Cit Kong mengeluh di dalam hati. Mereka sudah terpisah jauh dari tepian, di sekitarnya tak nampak daratan. Tanpa pertolongan, biar bagaimana kosenpun, mereka akan mati haus dan kelaparan. Di sebelah selatan, di tengah laut, terdengar suara tertawa berkakakan. Itulah suaranya Ciu Pek Thong.

"Anak Ceng, mari kita hampiri dia!" Cit Kong mengajak.

Kwee Ceng menurut, maka dengan berpegangan tiang, sambil mengayuh, mereka berenang ke arah si tua berandalan itu. Beberapa kali mereka terdampar balik ombak yang keras. Angin keras, gelombang berisik, suaranya Pek Thong toh masih terdengar lapat-lapat. Maka mereka mencoba berenang terus. Tidak lama, terdengar pula suaranya Pek Thong:

"Loo Boan Tong telah berubah menjadi anjing kecemplung air! Inilah sup asin yang dipakai untuk menggodok si anjing tua…!"

Mau tidak mau, Kwee Ceng tertawa. Masih saja kakaknya itu bergurau, berguyon. Tidakkah mereka lagi menghadapi bahaya maut? Sekarang terbukti benar¬-benar artinya "Loo Boan Tong", si bocah bangkotan yang nakal. Mereka mencoba terus, akhirnya tidaklah sia-sia percobaan mereka. Tidak lama berselang, mereka datang dekat satu sama lain. Sekarang terlihat nyata, Pek Thong menolong diri dengan mengikat kakinya pada papan perahu, dengan begitu ia menjadi bisa berdiri di atas air dan berjalan dengan bantuan ilmunya meringankan tubuh, sang gelombang tidak menjadi rintangan. Pantas ia bisa berkelakar seperti tidak menghiraukan bahaya kehausan dan kelaparan.

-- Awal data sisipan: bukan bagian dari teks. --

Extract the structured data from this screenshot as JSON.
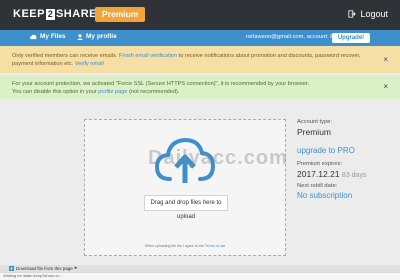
{
  "header": {
    "logo_left": "KEEP",
    "logo_mid": "2",
    "logo_right": "SHARE",
    "premium_label": "Premium",
    "logout_label": "Logout"
  },
  "nav": {
    "my_files": "My Files",
    "my_profile": "My profile",
    "account_info": "rorlawson@gmail.com, account: Premium",
    "upgrade_label": "Upgrade!"
  },
  "alerts": {
    "verified_part1": "Only verified members can receive emails.",
    "verified_link1": "Finish email verification",
    "verified_part2": "to receive notifications about promotion and discounts, password recover, payment information etc.",
    "verified_link2": "Verify email",
    "ssl_line1": "For your account protection, we activated \"Force SSL (Secure HTTPS connection)\", it is recommended by your browser.",
    "ssl_part2": "You can disable this option in your",
    "ssl_link": "profile page",
    "ssl_part3": "(not recommended).",
    "close": "×"
  },
  "upload": {
    "button_label": "Drag and drop files here to upload",
    "terms_prefix": "When uploading file file I agree to the",
    "terms_link": "Terms of use"
  },
  "account": {
    "type_label": "Account type:",
    "type_value": "Premium",
    "upgrade_link": "upgrade to PRO",
    "expires_label": "Premium expires:",
    "expires_value": "2017.12.21",
    "expires_days": "83 days",
    "rebill_label": "Next rebill date:",
    "rebill_value": "No subscription"
  },
  "watermark": "Dailyacc.com",
  "footer": {
    "download_label": "Download file from this page",
    "status": "Waiting for static.keep2share.cc..."
  },
  "colors": {
    "topbar": "#2f3236",
    "nav": "#3d90cc",
    "premium": "#f2a43a",
    "warning": "#f6dfa4",
    "success": "#dcf0c8"
  }
}
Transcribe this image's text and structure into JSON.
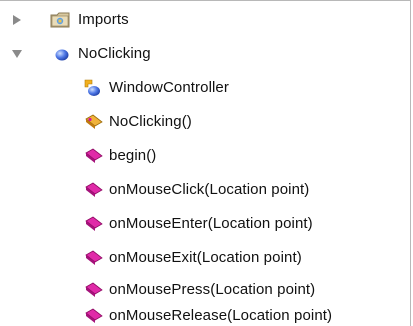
{
  "tree": {
    "imports": {
      "label": "Imports",
      "expanded": false,
      "icon": "package-folder-icon"
    },
    "class_node": {
      "label": "NoClicking",
      "expanded": true,
      "icon": "class-icon",
      "children": [
        {
          "label": "WindowController",
          "icon": "superclass-icon"
        },
        {
          "label": "NoClicking()",
          "icon": "constructor-icon"
        },
        {
          "label": "begin()",
          "icon": "method-icon"
        },
        {
          "label": "onMouseClick(Location point)",
          "icon": "method-icon"
        },
        {
          "label": "onMouseEnter(Location point)",
          "icon": "method-icon"
        },
        {
          "label": "onMouseExit(Location point)",
          "icon": "method-icon"
        },
        {
          "label": "onMousePress(Location point)",
          "icon": "method-icon"
        },
        {
          "label": "onMouseRelease(Location point)",
          "icon": "method-icon"
        }
      ]
    }
  },
  "colors": {
    "method": "#d6169e",
    "constructor": "#e8a020",
    "class": "#3b62d8",
    "disclosure": "#8a8a8a"
  }
}
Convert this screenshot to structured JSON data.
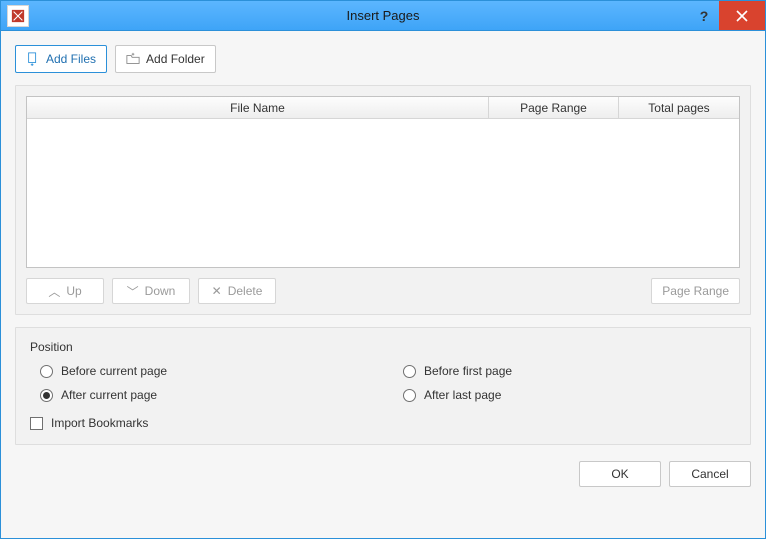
{
  "window": {
    "title": "Insert Pages"
  },
  "toolbar": {
    "add_files": "Add Files",
    "add_folder": "Add Folder"
  },
  "table": {
    "headers": {
      "filename": "File Name",
      "page_range": "Page Range",
      "total_pages": "Total pages"
    },
    "rows": []
  },
  "file_actions": {
    "up": "Up",
    "down": "Down",
    "delete": "Delete",
    "page_range": "Page Range"
  },
  "position": {
    "legend": "Position",
    "options": {
      "before_current": "Before current page",
      "after_current": "After current page",
      "before_first": "Before first page",
      "after_last": "After last page"
    },
    "selected": "after_current"
  },
  "import_bookmarks": {
    "label": "Import Bookmarks",
    "checked": false
  },
  "footer": {
    "ok": "OK",
    "cancel": "Cancel"
  }
}
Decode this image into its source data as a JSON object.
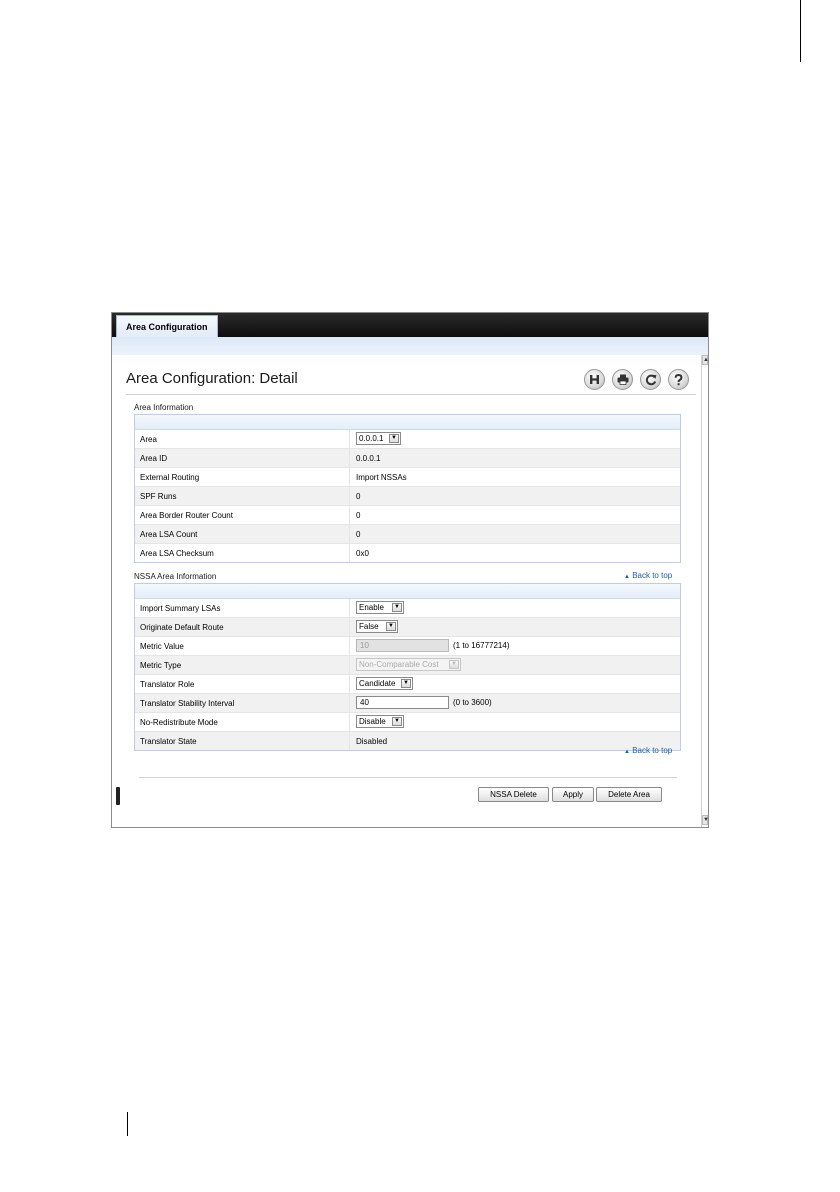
{
  "tab": {
    "label": "Area Configuration"
  },
  "title": "Area Configuration: Detail",
  "toolbar": {
    "icons": [
      "save-icon",
      "print-icon",
      "refresh-icon",
      "help-icon"
    ]
  },
  "area_info": {
    "section_label": "Area Information",
    "rows": {
      "area": {
        "label": "Area",
        "value": "0.0.0.1"
      },
      "area_id": {
        "label": "Area ID",
        "value": "0.0.0.1"
      },
      "external_routing": {
        "label": "External Routing",
        "value": "Import NSSAs"
      },
      "spf_runs": {
        "label": "SPF Runs",
        "value": "0"
      },
      "abr_count": {
        "label": "Area Border Router Count",
        "value": "0"
      },
      "lsa_count": {
        "label": "Area LSA Count",
        "value": "0"
      },
      "lsa_checksum": {
        "label": "Area LSA Checksum",
        "value": "0x0"
      }
    }
  },
  "back_to_top": "Back to top",
  "nssa_info": {
    "section_label": "NSSA Area Information",
    "rows": {
      "import_summary": {
        "label": "Import Summary LSAs",
        "value": "Enable"
      },
      "originate_default": {
        "label": "Originate Default Route",
        "value": "False"
      },
      "metric_value": {
        "label": "Metric Value",
        "value": "10",
        "hint": "(1 to 16777214)"
      },
      "metric_type": {
        "label": "Metric Type",
        "value": "Non-Comparable Cost"
      },
      "translator_role": {
        "label": "Translator Role",
        "value": "Candidate"
      },
      "stability_interval": {
        "label": "Translator Stability Interval",
        "value": "40",
        "hint": "(0 to 3600)"
      },
      "no_redistribute": {
        "label": "No-Redistribute Mode",
        "value": "Disable"
      },
      "translator_state": {
        "label": "Translator State",
        "value": "Disabled"
      }
    }
  },
  "buttons": {
    "nssa_delete": "NSSA Delete",
    "apply": "Apply",
    "delete_area": "Delete Area"
  }
}
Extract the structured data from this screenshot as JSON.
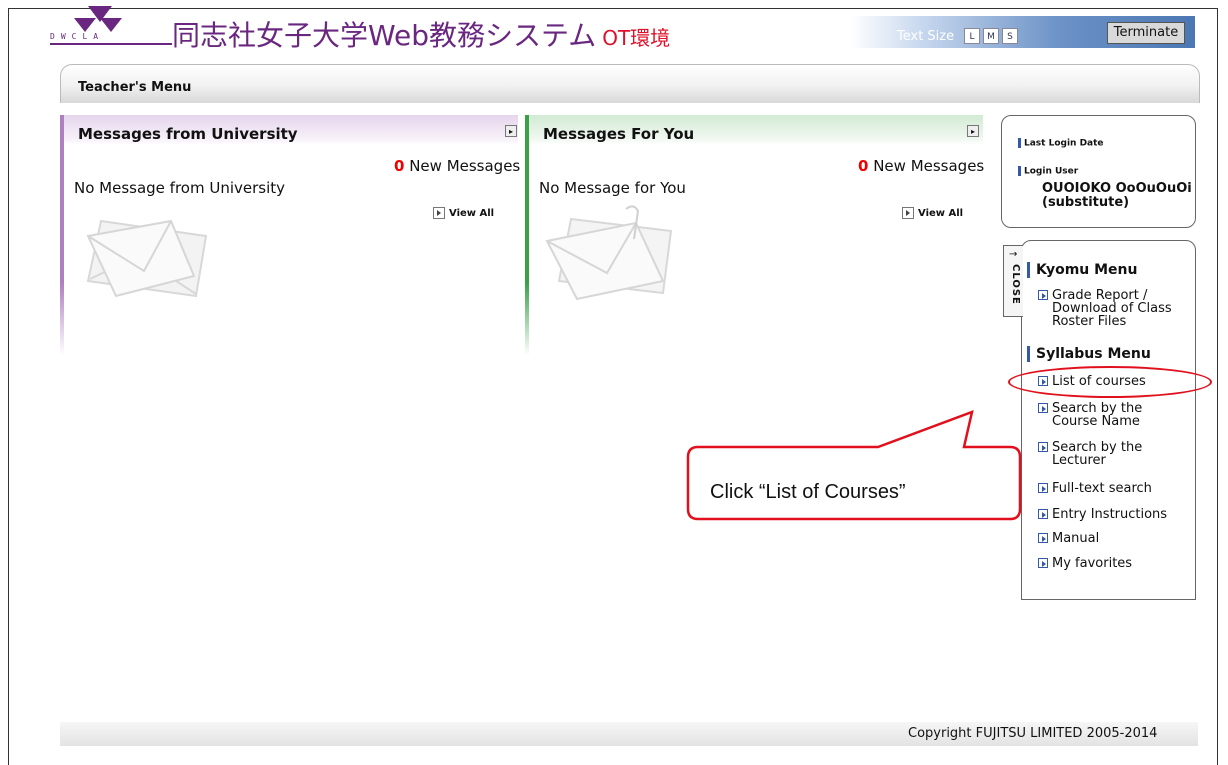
{
  "header": {
    "logo_letters": "DWCLA",
    "site_title": "同志社女子大学Web教務システム",
    "env_label": "OT環境",
    "text_size_label": "Text Size",
    "text_size_options": [
      "L",
      "M",
      "S"
    ],
    "terminate_label": "Terminate"
  },
  "menubar": {
    "label": "Teacher's Menu"
  },
  "panels": [
    {
      "title": "Messages from University",
      "new_count": "0",
      "new_label": " New Messages",
      "empty_text": "No Message from University",
      "view_all": "View All",
      "accent": "#b07fc0"
    },
    {
      "title": "Messages For You",
      "new_count": "0",
      "new_label": " New Messages",
      "empty_text": "No Message for You",
      "view_all": "View All",
      "accent": "#3aa148"
    }
  ],
  "login": {
    "last_login_label": "Last Login Date",
    "login_user_label": "Login User",
    "user_name": "OUOIOKO OoOuOuOi",
    "user_role": "(substitute)"
  },
  "sidebar": {
    "close_label": "CLOSE",
    "close_arrow": "→",
    "sections": [
      {
        "title": "Kyomu Menu",
        "items": [
          "Grade Report / Download of Class Roster Files"
        ]
      },
      {
        "title": "Syllabus Menu",
        "items": [
          "List of courses",
          "Search by the Course Name",
          "Search by the Lecturer",
          "Full-text search",
          "Entry Instructions",
          "Manual",
          "My favorites"
        ]
      }
    ]
  },
  "annotation": {
    "text": "Click “List of Courses”",
    "color": "#e0101c"
  },
  "footer": {
    "copyright": "Copyright FUJITSU LIMITED 2005-2014"
  }
}
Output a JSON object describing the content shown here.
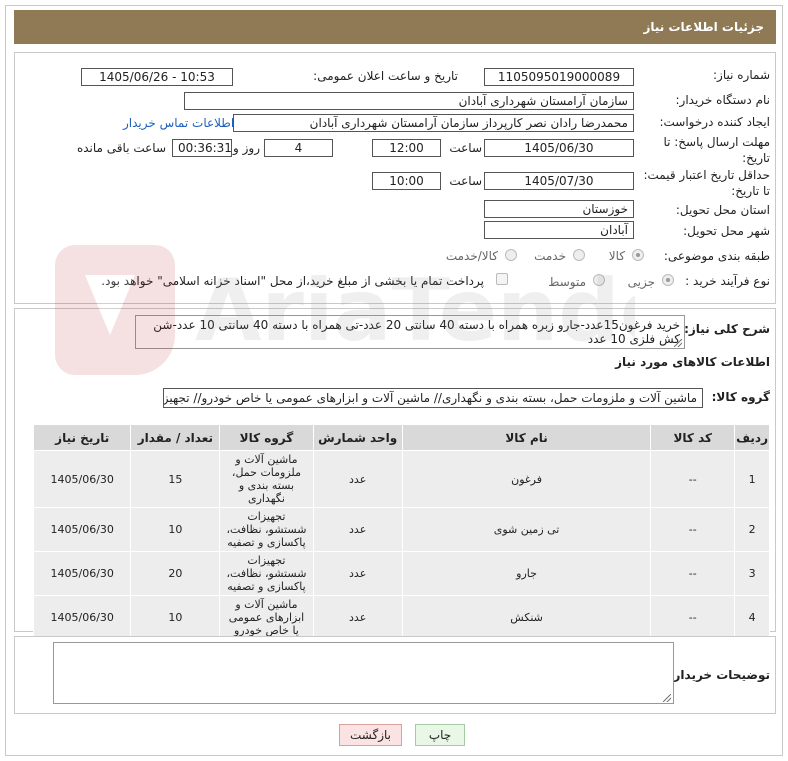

Kwee Ceng menoleh ke belakang. Perahunya sudah lenyap dari muka laut. Dengan begitu pasti hilang sudah semua anak buah perahu itu terkubur di dasar laut. Disaat itu, sekonyong-konyong terdengar teriakan Ciu Pek Thong:

"Ayo! Hebat!"

Cit Kong dan Kwee Ceng menoleh dengan cepat, mereka pun menanya ada apa. Pek Thong menunjuk ke arah jauh:

"Lihat di sana! Cucut! Sebarisan ikan cucut!"

Kwee Ceng besar di gurun pasir, tak tahu ia hebatnya ikan cucut atau hiu, maka ia heran menampak gurunya berubah air mukanya. Kenapa guru itu nampak jeri begitu pun Pek Thong, sedang keduanya sangat lihay?

Cit Kong menhajar tiang layar, membikin patah, lalu potongan yang satu ia pegangi sendiri, yang lain menyerahkannya pada Kwee Ceng. Hampir waktu itu, air laut di depan mereka menjublar, lalu tampak munculnya seekor ikan cucut yang mulutnya dipentang, hingga nampak dua baris giginya yang putih mirip gergaji, berkilau di bawah sinar matahari. Hanya sebentar saja, dia sudah selam lagi.

"Hajar kepalanya!" kata Cit Kong pada Kwee Ceng sambil menyerahkan potongan tiang layar, untuk dijadikan pentungan.

Tapi Kwee Ceng merogoh sakunya. "Teecu punya pisau belati!" sahutnya. Dan ia lemparkan pentungan itu kepada Ciu Pek Thong, yang menyambutnya.

Lalu datang empat atau lima ekor ikan mengurung mereka. Mungkin belum jelas, binatang laut itu tidak segera menyerang. Pek Thong membungkuk, tangannya terayun. Hanya sekali kemplang, pecahlah kepala seekor ikan. Begitu membaui darah, ikan-ikan itu menyambar tubuh kawannya, kemudian mereka disusul sama yang lainnya, mungkin puluhan atau ratusan ekor. Mereka tak kenal kawan, cuma tahu daging harus dicaplok.

Kwee Ceng terkejut melihat keganasan binatang¬-binatang itu! Selagi ia mengawasi, ia merasakan kakinya ada yang membentur. Lekas-lekas ia tarik kakinya. Dengan bergeraknya air, seekor cucut menyambar kepadanya. Ia mendorong tiang layar dengan tangan kirinya, berkelit ke kanan, sebaliknya tangan kanan menyerang. Tepat serangan itu, pisau belatinya pun pisau mustika, maka sekali tikam saja, berlobanglah tubuh ikan, darahnya mengucur keluar. Maka ia pun lantas diserbu kawan--kawannya…!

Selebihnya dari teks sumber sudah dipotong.